The present invention relates generally to a system and method for fixation of a spinous process. More particularly, this invention pertains to stabilization of the human spine by applying a system and method to the applicable vertebrae and associated tissue of the spinal column.
Systems for spinal fixation and stabilization are well established in a wide variety of embodiments. Examples in which such systems are generally used to apply force to the spinal column include correcting degenerative conditions or deformities, maintaining a proper structural environment in the healing process from traumatic surgery, or providing temporary but secure positioning of the spine to facilitate the implanting of further components for performing the same functions. Where invasive surgery has been performed, the systems are generally intended to reliably maintain such fixation of the treated spinal process post-operatively so that bony fusion of the vertebrae of other equivalent functions may be achieved.
Early systems performing these functions comprised spinous process wiring. These systems were adequate in preventing flexion but led to relatively poor fixation, particularly in the cervical region of the vertebral column, because they still permitted rotation or extension of the affected region to some extent. This mechanical deficiency is particularly apparent in patients having osteoporosis, as one prominent example.

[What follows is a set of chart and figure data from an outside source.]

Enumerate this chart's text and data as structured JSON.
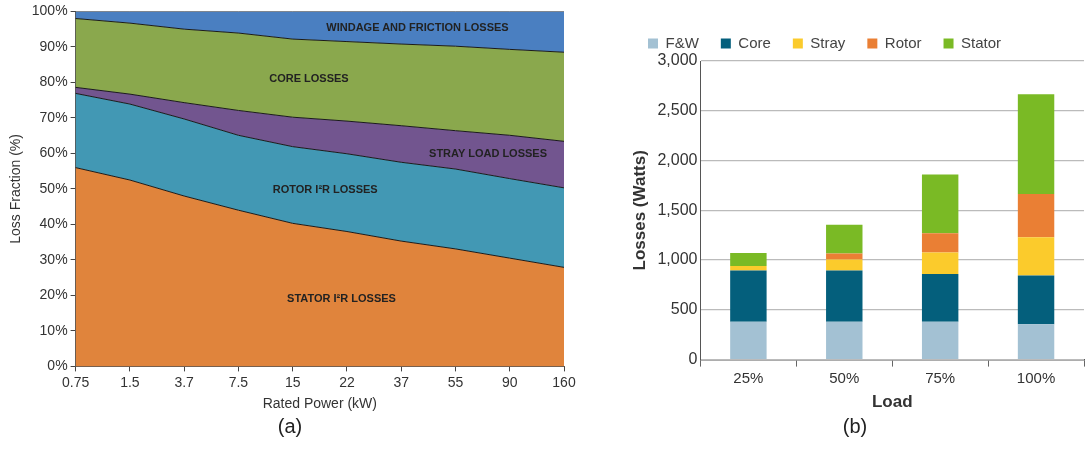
{
  "chart_data": [
    {
      "type": "area",
      "stacked": true,
      "xlabel": "Rated Power (kW)",
      "ylabel": "Loss Fraction (%)",
      "categories": [
        "0.75",
        "1.5",
        "3.7",
        "7.5",
        "15",
        "22",
        "37",
        "55",
        "90",
        "160"
      ],
      "series": [
        {
          "name": "STATOR I²R LOSSES",
          "color": "#e0843c",
          "values": [
            56.0,
            52.5,
            48.0,
            44.0,
            40.3,
            38.0,
            35.3,
            33.1,
            30.5,
            27.9
          ]
        },
        {
          "name": "ROTOR I²R LOSSES",
          "color": "#4298b4",
          "values": [
            20.9,
            21.4,
            21.7,
            21.1,
            21.6,
            21.9,
            22.2,
            22.5,
            22.4,
            22.4
          ]
        },
        {
          "name": "STRAY LOAD LOSSES",
          "color": "#72558f",
          "values": [
            1.7,
            2.8,
            4.6,
            7.0,
            8.3,
            9.2,
            10.3,
            10.8,
            12.2,
            13.1
          ]
        },
        {
          "name": "CORE LOSSES",
          "color": "#8aa84d",
          "values": [
            19.4,
            20.0,
            20.7,
            21.8,
            22.0,
            22.4,
            23.0,
            23.8,
            24.2,
            25.1
          ]
        },
        {
          "name": "WINDAGE AND FRICTION LOSSES",
          "color": "#4a7fc1",
          "values": [
            2.0,
            3.3,
            5.0,
            6.1,
            7.8,
            8.5,
            9.2,
            9.8,
            10.7,
            11.5
          ]
        }
      ],
      "ylim": [
        0,
        100
      ],
      "yticks": [
        {
          "value": 0,
          "label": "0%"
        },
        {
          "value": 10,
          "label": "10%"
        },
        {
          "value": 20,
          "label": "20%"
        },
        {
          "value": 30,
          "label": "30%"
        },
        {
          "value": 40,
          "label": "40%"
        },
        {
          "value": 50,
          "label": "50%"
        },
        {
          "value": 60,
          "label": "60%"
        },
        {
          "value": 70,
          "label": "70%"
        },
        {
          "value": 80,
          "label": "80%"
        },
        {
          "value": 90,
          "label": "90%"
        },
        {
          "value": 100,
          "label": "100%"
        }
      ],
      "legend": false,
      "annotations": [
        "(a)"
      ]
    },
    {
      "type": "bar",
      "stacked": true,
      "xlabel": "Load",
      "ylabel": "Losses (Watts)",
      "categories": [
        "25%",
        "50%",
        "75%",
        "100%"
      ],
      "series": [
        {
          "name": "F&W",
          "color": "#a3c1d3",
          "values": [
            380,
            380,
            380,
            355
          ]
        },
        {
          "name": "Core",
          "color": "#045f7c",
          "values": [
            515,
            515,
            480,
            490
          ]
        },
        {
          "name": "Stray",
          "color": "#fbcb2c",
          "values": [
            45,
            110,
            215,
            385
          ]
        },
        {
          "name": "Rotor",
          "color": "#ea7f34",
          "values": [
            0,
            60,
            195,
            435
          ]
        },
        {
          "name": "Stator",
          "color": "#7aba25",
          "values": [
            130,
            290,
            590,
            1000
          ]
        }
      ],
      "ylim": [
        0,
        3000
      ],
      "yticks": [
        0,
        500,
        {
          "value": 1000,
          "label": "1,000"
        },
        {
          "value": 1500,
          "label": "1,500"
        },
        {
          "value": 2000,
          "label": "2,000"
        },
        {
          "value": 2500,
          "label": "2,500"
        },
        {
          "value": 3000,
          "label": "3,000"
        }
      ],
      "grid": "y",
      "legend": "top",
      "annotations": [
        "(b)"
      ]
    }
  ]
}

Other fixation systems have been anchored to a portion of the spinal process using lateral bone mass screws. These systems simply screw components directly into the bone to increase stability. Plates or rods may be utilized to fuse adjacent segments of the spine. However, there are additional problems associated with this method. The bone of the spinous process may be too soft to maintain immobility of the process over time and with increased activity. The method carries some attendant risk of major complications such as vertebral artery or root nerve injury. Further, lateral mass screw fixation systems are technically demanding and therefore may be quite inconvenient to implant and/or to remove.
More recently, systems have been developed to compress portions of the spinous process by sandwiching the processes between a plurality of plates. These plates are tightened with screws that extend through the plates and may or may not contact the spinous process itself, as desired or necessary under the circumstances. Generally speaking, these processes have improved stability without most of the limitations or inconveniences of the previous systems. However, these systems remain troublesome or inadequate where circumstances require fusion of spinous processes having a variety of dimensions, such as where the affected regions range across multiple bodies of vertebrae. Where subjects of variable sizes are involved such as large adults versus small children the problems may be pronounced further.
What is needed, therefore, is a modular system that may reliably perform the necessary function of stabilizing a portion of the spinous process, and that may flexibly adapt to spinous processes of varying sizes and needs.
There is a further need that the system be able to stabilize multiple adjacent levels of the spinal column, while allowing for safe, quick and convenient implantation and removal of the system.